Kitsap Authors Help Write A Novel … Live!

Bainbridge Island children's author Suzanne Selfors takes her turn onstage at "The Novel! Live" Wednesday at the Richard Hugo House in Seattle.

The Novel: Live! is in its third day. It’s a six-day endeavor in which 36 authors with Seattle-area ties — including six from Kitsap — each spend two hours writing a share of a novel before a live audience online at at the Richard Hugo House in Seattle.

The event, in which audience members can purchase character names, is a fundraiser for two Seattle-area literacy-promotion programs. Once the event is over this weekend, the book will undergo a round of editing and then be released for sale as an e-book.

As I write this, “at bat” is Bainbridge Island children’s book author Suzanne Selfors. She’ll be followed, from 2 to 4 p.m., by fellow Bainbridge author Carol Cassella. (You can follow the “action” live here, and read what’s been written so far here.)

Mary Guterson, who lived on the island until last year, takes her turn at 4 p.m. Thursday. (I expect to be on hand at the Hugo House for that, and will share some pictures.) Jamie Ford, the South Kitsap grad who now lives in Montana, takes the stage at 10 a.m. Saturday, and the last turn of the event will be taken by Bainbridge’s Susan Wiggs at 4 p.m. Saturday.

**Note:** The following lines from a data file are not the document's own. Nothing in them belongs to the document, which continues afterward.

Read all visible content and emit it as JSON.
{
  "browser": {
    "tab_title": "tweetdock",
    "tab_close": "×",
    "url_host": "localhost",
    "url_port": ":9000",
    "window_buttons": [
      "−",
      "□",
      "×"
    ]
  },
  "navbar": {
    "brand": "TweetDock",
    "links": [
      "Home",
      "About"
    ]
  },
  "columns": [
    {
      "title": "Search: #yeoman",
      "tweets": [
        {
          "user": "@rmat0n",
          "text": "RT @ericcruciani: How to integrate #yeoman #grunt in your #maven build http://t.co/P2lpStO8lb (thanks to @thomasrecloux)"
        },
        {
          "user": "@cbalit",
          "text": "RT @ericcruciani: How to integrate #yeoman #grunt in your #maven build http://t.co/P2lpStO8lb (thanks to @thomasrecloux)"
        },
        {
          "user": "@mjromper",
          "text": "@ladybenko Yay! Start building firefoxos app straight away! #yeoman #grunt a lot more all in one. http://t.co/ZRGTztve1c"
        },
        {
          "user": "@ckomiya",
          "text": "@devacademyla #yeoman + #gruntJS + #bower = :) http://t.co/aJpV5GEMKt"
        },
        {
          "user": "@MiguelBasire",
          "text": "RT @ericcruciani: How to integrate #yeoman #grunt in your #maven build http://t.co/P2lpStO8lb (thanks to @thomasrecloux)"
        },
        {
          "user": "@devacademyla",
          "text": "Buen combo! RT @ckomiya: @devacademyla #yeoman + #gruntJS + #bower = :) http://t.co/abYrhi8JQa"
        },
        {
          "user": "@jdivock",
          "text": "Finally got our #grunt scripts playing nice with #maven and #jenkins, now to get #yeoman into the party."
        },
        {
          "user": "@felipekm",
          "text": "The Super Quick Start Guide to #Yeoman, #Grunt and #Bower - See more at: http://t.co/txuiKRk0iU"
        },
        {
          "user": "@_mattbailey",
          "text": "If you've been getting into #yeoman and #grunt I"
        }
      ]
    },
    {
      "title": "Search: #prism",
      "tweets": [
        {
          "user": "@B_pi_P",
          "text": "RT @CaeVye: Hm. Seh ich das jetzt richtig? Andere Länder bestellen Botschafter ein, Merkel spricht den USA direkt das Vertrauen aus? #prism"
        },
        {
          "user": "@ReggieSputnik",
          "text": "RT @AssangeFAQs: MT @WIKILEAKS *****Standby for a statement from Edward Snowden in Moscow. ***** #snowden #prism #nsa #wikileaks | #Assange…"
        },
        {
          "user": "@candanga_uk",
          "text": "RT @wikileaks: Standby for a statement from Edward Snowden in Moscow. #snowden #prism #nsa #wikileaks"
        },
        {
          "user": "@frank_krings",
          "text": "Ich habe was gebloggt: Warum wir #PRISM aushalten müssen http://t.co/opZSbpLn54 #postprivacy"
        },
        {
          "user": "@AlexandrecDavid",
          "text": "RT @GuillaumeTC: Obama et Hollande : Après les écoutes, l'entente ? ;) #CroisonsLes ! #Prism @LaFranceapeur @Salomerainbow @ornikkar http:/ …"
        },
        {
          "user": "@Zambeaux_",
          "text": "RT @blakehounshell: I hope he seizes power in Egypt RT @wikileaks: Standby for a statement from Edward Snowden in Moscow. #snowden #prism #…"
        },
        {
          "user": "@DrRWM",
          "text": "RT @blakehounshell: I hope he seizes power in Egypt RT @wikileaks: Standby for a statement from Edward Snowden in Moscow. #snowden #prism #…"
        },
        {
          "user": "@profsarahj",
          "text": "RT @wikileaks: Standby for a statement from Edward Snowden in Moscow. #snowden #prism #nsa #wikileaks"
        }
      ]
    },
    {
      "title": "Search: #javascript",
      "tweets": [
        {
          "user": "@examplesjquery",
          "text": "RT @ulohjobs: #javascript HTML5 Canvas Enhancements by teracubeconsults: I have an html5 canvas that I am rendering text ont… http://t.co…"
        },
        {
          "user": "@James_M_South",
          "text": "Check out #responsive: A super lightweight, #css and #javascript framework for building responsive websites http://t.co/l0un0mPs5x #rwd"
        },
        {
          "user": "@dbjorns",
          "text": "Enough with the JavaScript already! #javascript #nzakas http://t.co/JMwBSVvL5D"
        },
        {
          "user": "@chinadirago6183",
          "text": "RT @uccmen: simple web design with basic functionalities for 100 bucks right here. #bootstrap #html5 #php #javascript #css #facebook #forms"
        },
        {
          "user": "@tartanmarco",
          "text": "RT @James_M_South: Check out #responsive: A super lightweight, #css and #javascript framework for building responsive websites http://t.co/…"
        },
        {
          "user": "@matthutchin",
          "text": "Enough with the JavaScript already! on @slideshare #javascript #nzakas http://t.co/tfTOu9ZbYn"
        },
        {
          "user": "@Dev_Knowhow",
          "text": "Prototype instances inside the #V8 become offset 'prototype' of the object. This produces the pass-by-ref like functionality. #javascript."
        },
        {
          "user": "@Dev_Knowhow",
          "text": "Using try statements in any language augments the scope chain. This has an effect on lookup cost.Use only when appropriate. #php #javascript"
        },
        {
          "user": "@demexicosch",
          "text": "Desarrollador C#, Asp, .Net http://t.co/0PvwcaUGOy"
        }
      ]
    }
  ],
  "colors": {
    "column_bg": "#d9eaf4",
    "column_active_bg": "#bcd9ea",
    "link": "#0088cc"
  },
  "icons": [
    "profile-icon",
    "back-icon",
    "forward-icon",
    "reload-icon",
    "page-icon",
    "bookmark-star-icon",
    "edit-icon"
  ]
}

It’s an interesting concept that was most famously tried in the mid-’90s, before the days of streaming Internet, by a group of 13 Florida authors. Their effort was the comic mystery novel Naked Came The Manatee. But The Novel: Live! is different expressly because of its live element, and that has caused some trepidation among some of the authors I know who are participating in this endeavor — authors who are used to writing amid quiet and solitude.

Bainbridge author Kathleen Alcala put in her two hours Monday morning, and I asked her how it went. Her response:

It turned out to be really fun! My personal fear factor was that I would freeze up. I had a “cheat sheet” with me that just named places and ideas for people, to keep me grounded in images. I ended up writing over 2500 words in two hours, which is good for me. I joked with my editor that I should try writing in public more often.

There were around ten people coming and going while I wrote. Two friends stopped by to have a book signed (which annoyed the organizers while I went off-camera to do so), and another friend stopped by while walking her dog, so we had a glass of wine after I finished. More people were watching and commenting online. When I asked for suggestions for names for the twins, seven sets were submitted! So we auctioned that off in the evening.

I asked Jamie Ford about how he was anticipating his coming turn at the literary plate, and here’s what he had to say Monday:

I popped by this afternoon and it’s a really cool set-up. I’m not too worried about the “live” aspect. My first job out of college was working for a newspaper, which helps with the chaos-factor. At the paper I was at a desk, out in the open. Phones were ringing, people were always wandering by, police scanners were going off, that kind of thing. I think the “live” aspect is the best part, since writing is such a solitary job–the change up is exciting. As far as what emerges–It’s my sense that all of the writers involved are taking the story seriously, and the writing seriously, even though the process might be more of a spectacle. And of course it’s for a good cause.

So there you are. Sounds like as much fun to be a spectator, too. Especially since the Hugo House is hosting happy hours from 4 to 6 p.m. and 8 to 10 p.m. each day. You better believe I’ll be all over that. You should too, if you’re in the Capitol Hill area and have the time to spare.